Among the 51 samples, the sensory testing scores of indica rice (IR) are listed in Table 1. In accordance with GB/T 15682-2008 and GB/T 1354-2009, out of 51 samples, 6, 38, and 7 were at grades high, medium, and low, respectively, and the top three varieties at the high level were Hengliangyou, Ezhong 5, and Guangliangx 2. Among all the samples, the medium eating levels gained more samples, and this result was in accordance with the current situation of paddy rice planting in China [26,27]. As for the same variety, such as Guangliangx 2 planted in different locations, rice gained multiple scores, even in different grades. Studies [28,29] have shown that environment and region affect rice quality, which may be the cause of the taste results in this study, but further studies still need to be developed to acquire a comprehensive explanation.

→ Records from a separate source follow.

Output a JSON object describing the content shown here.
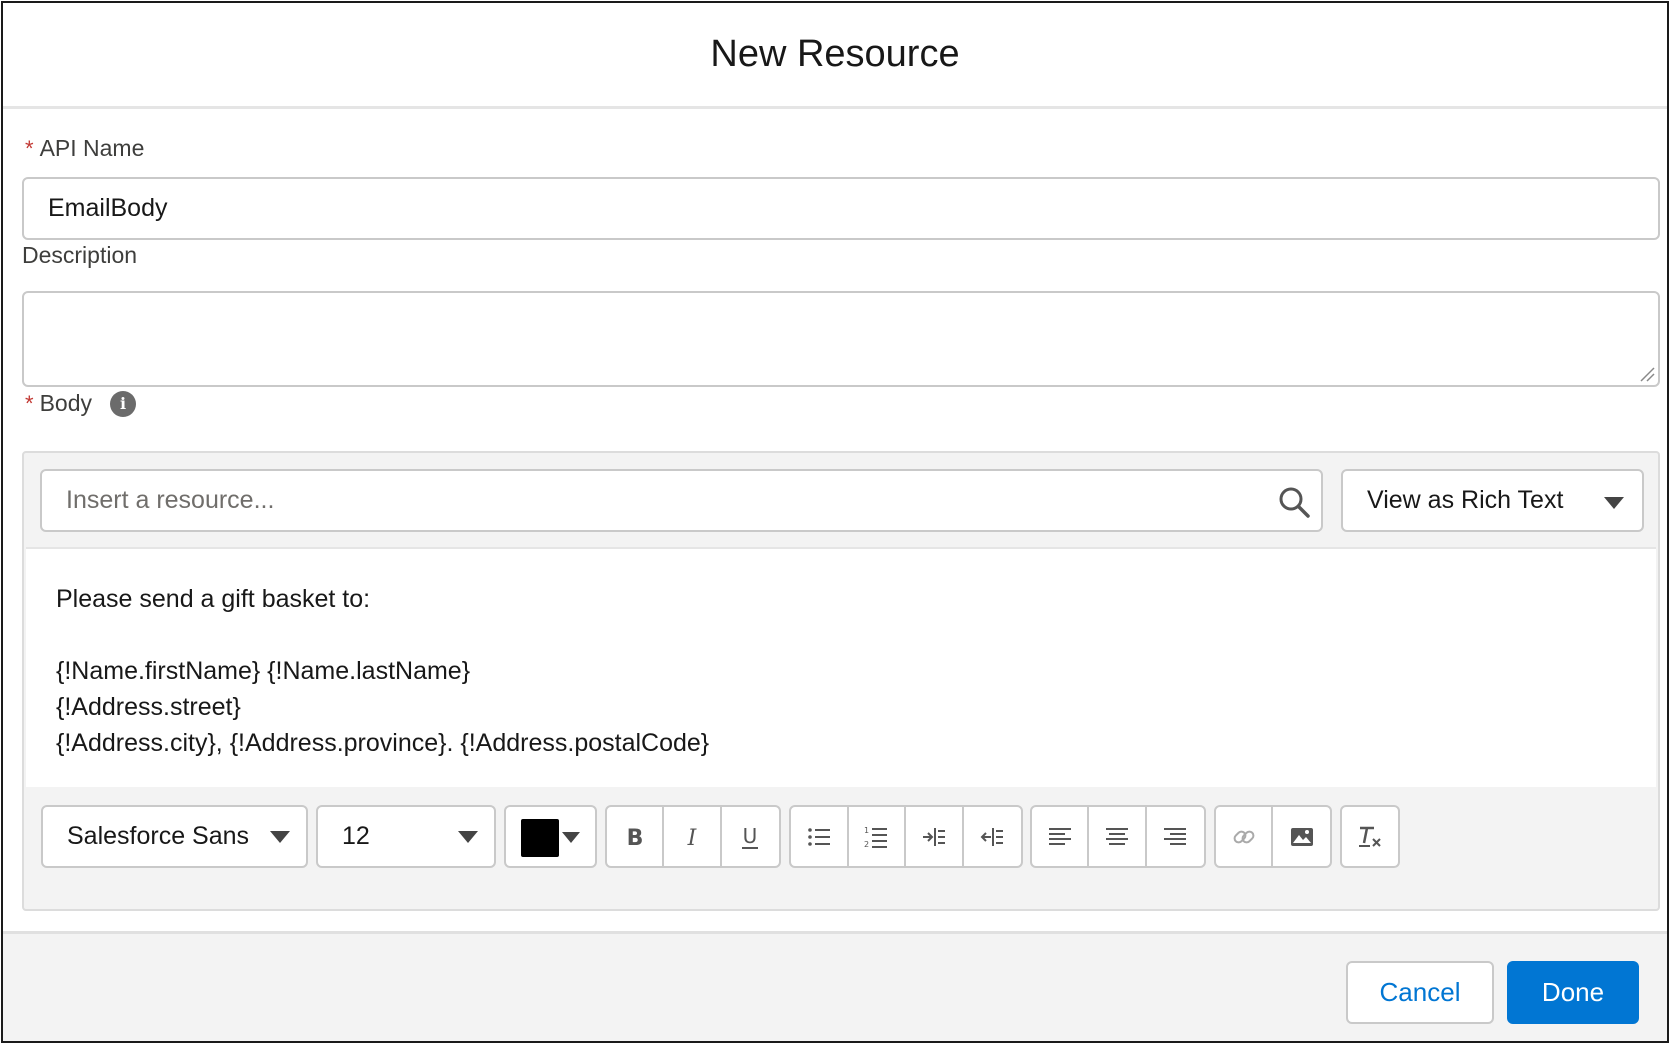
{
  "modal": {
    "title": "New Resource"
  },
  "api_name": {
    "required_mark": "*",
    "label": "API Name",
    "value": "EmailBody"
  },
  "description": {
    "label": "Description",
    "value": ""
  },
  "body": {
    "required_mark": "*",
    "label": "Body",
    "info_icon": "info-icon",
    "resource_search": {
      "placeholder": "Insert a resource...",
      "icon": "search-icon"
    },
    "view_mode": {
      "selected": "View as Rich Text"
    },
    "editor_lines": [
      "Please send a gift basket to:",
      "",
      "{!Name.firstName} {!Name.lastName}",
      "{!Address.street}",
      "{!Address.city}, {!Address.province}. {!Address.postalCode}"
    ],
    "toolbar": {
      "font_family": "Salesforce Sans",
      "font_size": "12",
      "text_color": "#000000",
      "buttons": [
        "bold",
        "italic",
        "underline",
        "bulleted-list",
        "numbered-list",
        "indent",
        "outdent",
        "align-left",
        "align-center",
        "align-right",
        "link",
        "image",
        "clear-formatting"
      ]
    }
  },
  "footer": {
    "cancel_label": "Cancel",
    "done_label": "Done"
  },
  "colors": {
    "brand": "#0176d3",
    "required": "#c23934"
  }
}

3.2. Identified Rice Lipids by UPLC-QTOF/MS

Rice samples (61 of IR) and 10 QC samples were detected through positive and negative modes. There was no significant variation of RT and m/z (CV < 19.8% on UPLC-QTOF/MS) for internal standards added in the lipid profiles of 10 QC samples [30]. Principal component analysis (PCA) indicated that QC samples were tightly clustered (Figure S1) under the whole MS collection procedure, indicating good stability and precision of the measurements through the total test duration [31].
For the positive mode (ESI+), DG, TG, PA, PG, and PI produced [M + NH4]+, and other lipids, such as PE, LPE, and PS, possessed primarily [M + H]+. PC, LPC, and SM generated [M + CH3COO], and other lipids produced [M − H] in negative ion mode [32]. In addition, PC and LPC formed fragment ions such as 184.07, while other lipids produced [M + H − NL]+ or [M + NH4 − NL]+ ions mainly (NL, neutral loss). Different lipid classes usually possess fixed NL [33], such as PA (NL, 115.01), PE (NL, 141.02), PG (NL, 189.03), PI (NL, 277.04), etc. As for detected ion message (MS1 and MS2) and matching scores (≥98.5) with the lipid maps library, the unknown lipids were characterized. The recoveries of the 12 internal standards for lipids are listed in Table S1, which are between 78.39% and 106.3% at different added concentrations, exhibiting approving and satisfying results.
In the present study, the two representative matching images and compound structures from QI of DG (12:0/22:3) and Cer (d18:2/20:1) are shown in Figure 1A,B. PCA score plot of three grades of rice was presented in Figure 1C, a clear distinction among three grades could be seen basing on the lipids dataset. There were a total of 92 lipids identified in indica rice, including the 10 lipid classes DG, PA, PC, PE, PG, PI, PS, Cer, SM, and TG (Table S2). In Figure 1D, the % coverage of the pie plot is the percentage of each type of identified lipid number in the total identified lipids quantity of rice. Most identified lipids in rice were TGs and DGs, with proportions of 35% and 19% (Figure 1D), respectively, of total identified lipids.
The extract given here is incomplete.